Re: Browsers and .onion names

On 29/11/2015 12:27 p.m., Mark Nottingham wrote:
> Cory,
> 
>> On 29 Nov 2015, at 3:59 am, Cory Benfield wrote:
>>
>>
>>> On 28 Nov 2015, at 11:56, Jacob Appelbaum wrote:
>>> We solve a real problem with RFC7686 and browsers, as well
>>> as other software, have a duty of care to implement the solution.
>>
>> The browsers part makes sense to me, it really does, and I (and maybe Willy) would not have objected in the slightest if this was brought up as a suggestion instead of what felt like a mandate. I don’t object to browsers refusing to process .onion domains, that makes perfect sense. I care much more about claiming that the requirement extends to anything that processes domain names (your “other software", even if that application makes no claim to support Tor or actively claims it does not.
>>
>> It is worth remembering that the space of things an piece of software does not implement is far larger than the space of things it does. It is a difficult and fraught endeavour to try to mandate behaviour in implementations whose authors had no reason to read your RFC because they had no plans to go anywhere near the Tor protocol.
>>
>> It’s also unhelpful to claim that all software that does DNS lookups has a duty to filter out .onion URLs to save users from themselves. This requirement is prima facie absurd: are we to require that, for example, Python’s logging library should filter .onion URLs in case a user tries to put a syslog daemon behind such a domain? Or, a more extreme case, that RADIUS implementations should do so? Remember, any RADIUS application is an “application that does not implement the Tor protocol”, so RFC 7686 would appear to affect those as well. This is so obviously absurd that I assume that it was not the intent of RFC 7686, but RFC 7686 is certainly worded so broadly that it can be read that way.
>>
>> There is nothing wrong with wanting browsers to filter .onion domains, because browsers can be extended to support the Tor protocol. There’s nothing wrong with wanting tools that could in principle support the Tor protocol, or that do not rule out doing so, to also special case the .onion domain. It is, however, totally barmy to claim a normative requirement on all DNS applications to filter out .onion domains and to (presumably) use that requirement as a cudgel to punish them with if they do not.
>>  
>> Many applications that process domain names come nowhere near a protocol or use that Tor is intended for, and shouldn’t be bound by this requirement. At some point, we have to rely on users not to just throw .onion names into every settings field they find.
> 
> Wait a minute -- you agree that the requirement is being placed specifically upon DNS applications, and then its application to things that have nothing to do with DNS. Has anyone actually been saying that .onion should be (e.g.) filtered out of logs?
> 
> Is this just a misunderstanding about the word "use" in the text below?
> 

No. I dont think so. For several reasons:

Requirement #1 is very arrogantly placed upon *human* behaviour.
  In what countries will this RFC be enshrined in national laws? and who
is going to enforce it?


Requirement #2 is placed upon "Application Software". The fact that it
is speaking of *all* application software is clear by calling out
proxies and browsers as being part of the group, and the split outlining
separate requirements #3-#7 for DNS implementation types.


For a case study:

Squid does *not* implement Tor. Which means that we SHOULD under this
protocol return an error page for .onion requests.

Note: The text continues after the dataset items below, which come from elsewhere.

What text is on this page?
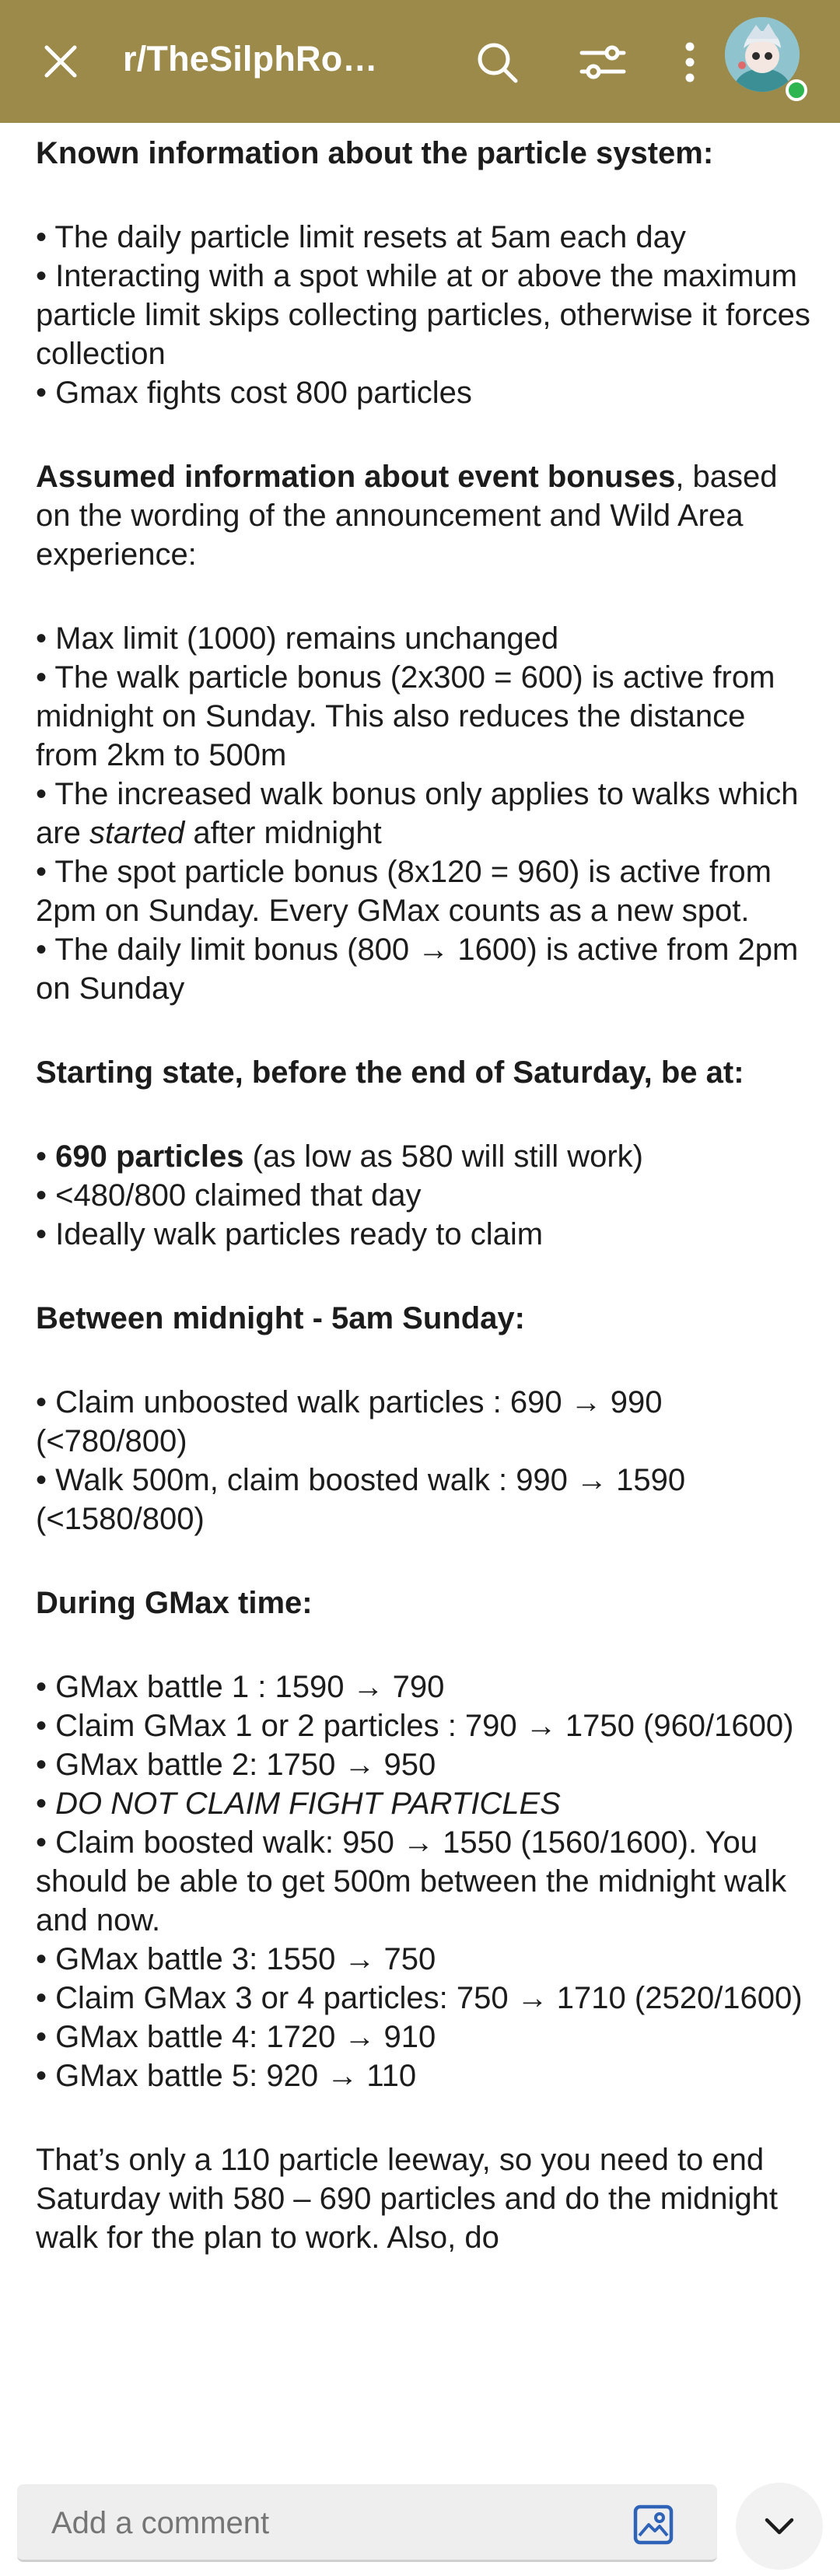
r/TheSilphRo…

Known information about the particle system:

• The daily particle limit resets at 5am each day
• Interacting with a spot while at or above the maximum particle limit skips collecting particles, otherwise it forces collection
• Gmax fights cost 800 particles

Assumed information about event bonuses, based on the wording of the announcement and Wild Area experience:

• Max limit (1000) remains unchanged
• The walk particle bonus (2x300 = 600) is active from midnight on Sunday. This also reduces the distance from 2km to 500m
• The increased walk bonus only applies to walks which are started after midnight
• The spot particle bonus (8x120 = 960) is active from 2pm on Sunday. Every GMax counts as a new spot.
• The daily limit bonus (800 → 1600) is active from 2pm on Sunday

Starting state, before the end of Saturday, be at:

• 690 particles (as low as 580 will still work)
• <480/800 claimed that day
• Ideally walk particles ready to claim

Between midnight - 5am Sunday:

• Claim unboosted walk particles : 690 → 990 (<780/800)
• Walk 500m, claim boosted walk : 990 → 1590 (<1580/800)

During GMax time:

• GMax battle 1 : 1590 → 790
• Claim GMax 1 or 2 particles : 790 → 1750 (960/1600)
• GMax battle 2: 1750 → 950
• DO NOT CLAIM FIGHT PARTICLES
• Claim boosted walk: 950 → 1550 (1560/1600). You should be able to get 500m between the midnight walk and now.
• GMax battle 3: 1550 → 750
• Claim GMax 3 or 4 particles: 750 → 1710 (2520/1600)
• GMax battle 4: 1720 → 910
• GMax battle 5: 920 → 110

That’s only a 110 particle leeway, so you need to end Saturday with 580 – 690 particles and do the midnight walk for the plan to work. Also, do

Add a comment
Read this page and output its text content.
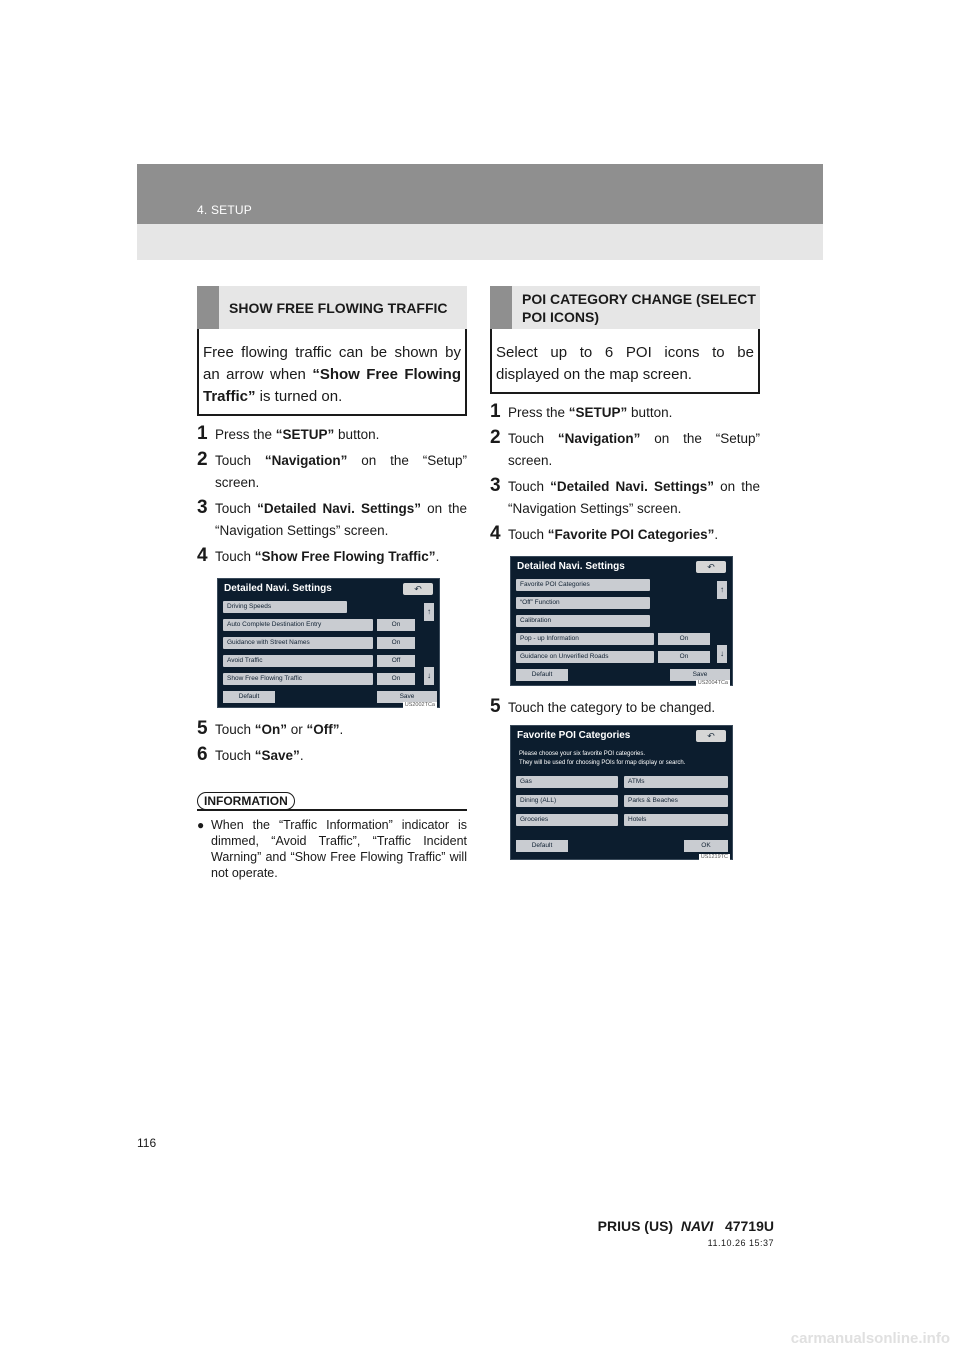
4. SETUP
SHOW FREE FLOWING TRAFFIC
Free flowing traffic can be shown by an arrow when “Show Free Flowing Traffic” is turned on.
1 Press the “SETUP” button.
2 Touch “Navigation” on the “Setup” screen.
3 Touch “Detailed Navi. Settings” on the “Navigation Settings” screen.
4 Touch “Show Free Flowing Traffic”.
Detailed Navi. Settings	↶
Driving Speeds
Auto Complete Destination Entry	On
Guidance with Street Names	On
Avoid Traffic	Off
Show Free Flowing Traffic	On
↑
↓
Default	Save
US2002TCa
5 Touch “On” or “Off”.
6 Touch “Save”.
INFORMATION
● When the “Traffic Information” indicator is dimmed, “Avoid Traffic”, “Traffic Incident Warning” and “Show Free Flowing Traffic” will not operate.
POI CATEGORY CHANGE (SELECT POI ICONS)
Select up to 6 POI icons to be displayed on the map screen.
1 Press the “SETUP” button.
2 Touch “Navigation” on the “Setup” screen.
3 Touch “Detailed Navi. Settings” on the “Navigation Settings” screen.
4 Touch “Favorite POI Categories”.
Detailed Navi. Settings	↶
Favorite POI Categories
“Off” Function
Calibration
Pop - up Information	On
Guidance on Unverified Roads	On
↑
↓
Default	Save
US2004TCa
5 Touch the category to be changed.
Favorite POI Categories	↶
Please choose your six favorite POI categories.
They will be used for choosing POIs for map display or search.
Gas	ATMs
Dining (ALL)	Parks & Beaches
Groceries	Hotels
Default	OK
US1219TC
116
PRIUS (US) NAVI 47719U
11.10.26 15:37
carmanualsonline.info
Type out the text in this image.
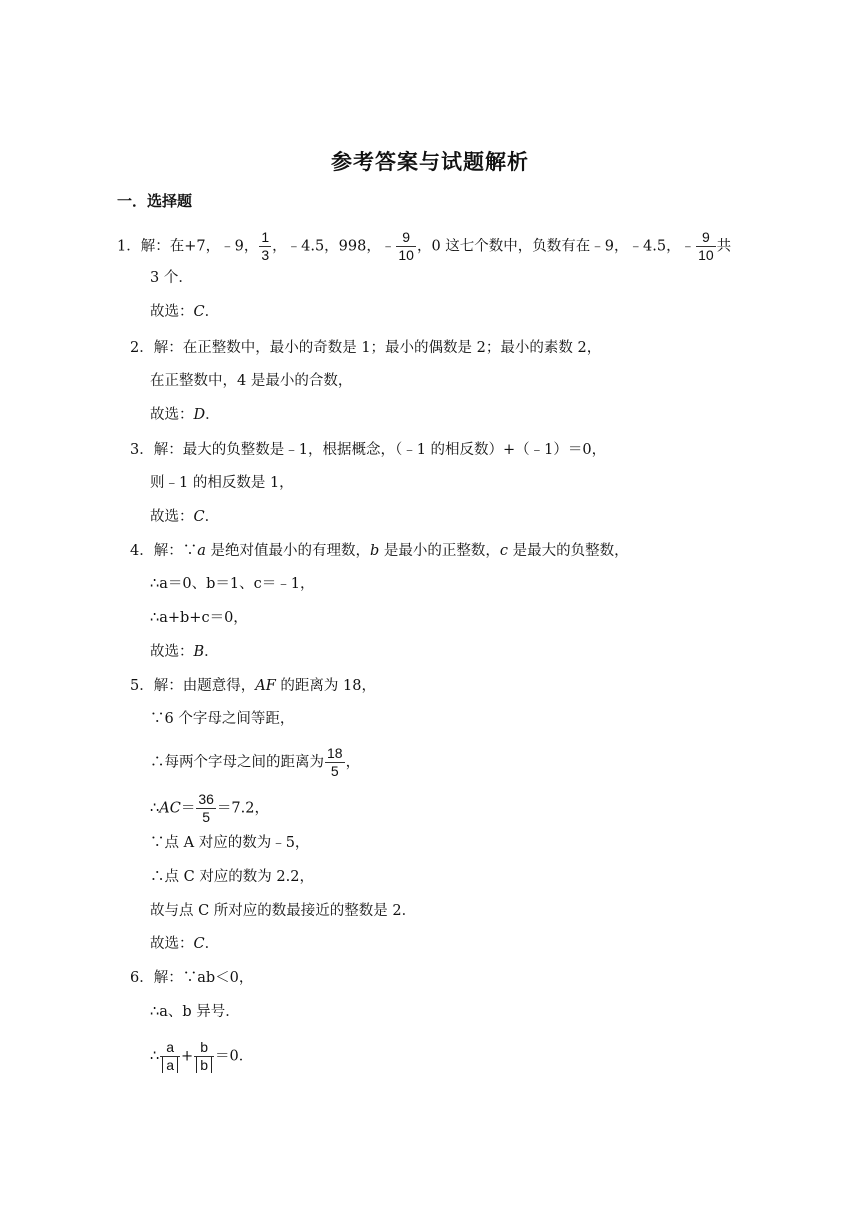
参考答案与试题解析
一．选择题
1．解：在+7，﹣9， $\frac{1}{3}$ ，﹣4.5，998，﹣ $\frac{9}{10}$ ，0 这七个数中，负数有在﹣9，﹣4.5，﹣ $\frac{9}{10}$ 共
3 个．
故选：C．
2．解：在正整数中，最小的奇数是 1；最小的偶数是 2；最小的素数 2，
在正整数中，4 是最小的合数，
故选：D．
3．解：最大的负整数是﹣1，根据概念，（﹣1 的相反数）+（﹣1）＝0，
则﹣1 的相反数是 1，
故选：C．
4．解：∵a 是绝对值最小的有理数，b 是最小的正整数，c 是最大的负整数，
∴a＝0、b＝1、c＝﹣1，
∴a+b+c＝0，
故选：B．
5．解：由题意得，AF 的距离为 18，
∵6 个字母之间等距，
∴每两个字母之间的距离为 $\frac{18}{5}$ ，
∴AC＝ $\frac{36}{5} =7.2$，
∵点 A 对应的数为﹣5，
∴点 C 对应的数为 2.2，
故与点 C 所对应的数最接近的整数是 2．
故选：C．
6．解：∵ab＜0，
∴a、b 异号．
∴ $\frac{a}{a} + \frac{b}{b} =0$．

However, we do proxy anything by tunnelling. As per CONNECT method
definition.

Over the past few weeks there have been a growing number of user
complains about how their proxy is not working when used by browsers
configured to use Squid proxy to (securely) relay requests to a
Tor-enabled proxy / gateway.


As for .local being a precedent. It *is* perfectly valid for a LAN DNS
resolver to implement .local diversion. And for any software that does
not implement .local gatewaying to simply ask its local resolver for
those .local names.
This .onion RFC is actually forbidding that demonstrated working
behaviour by .local from being used to fix .onion problems.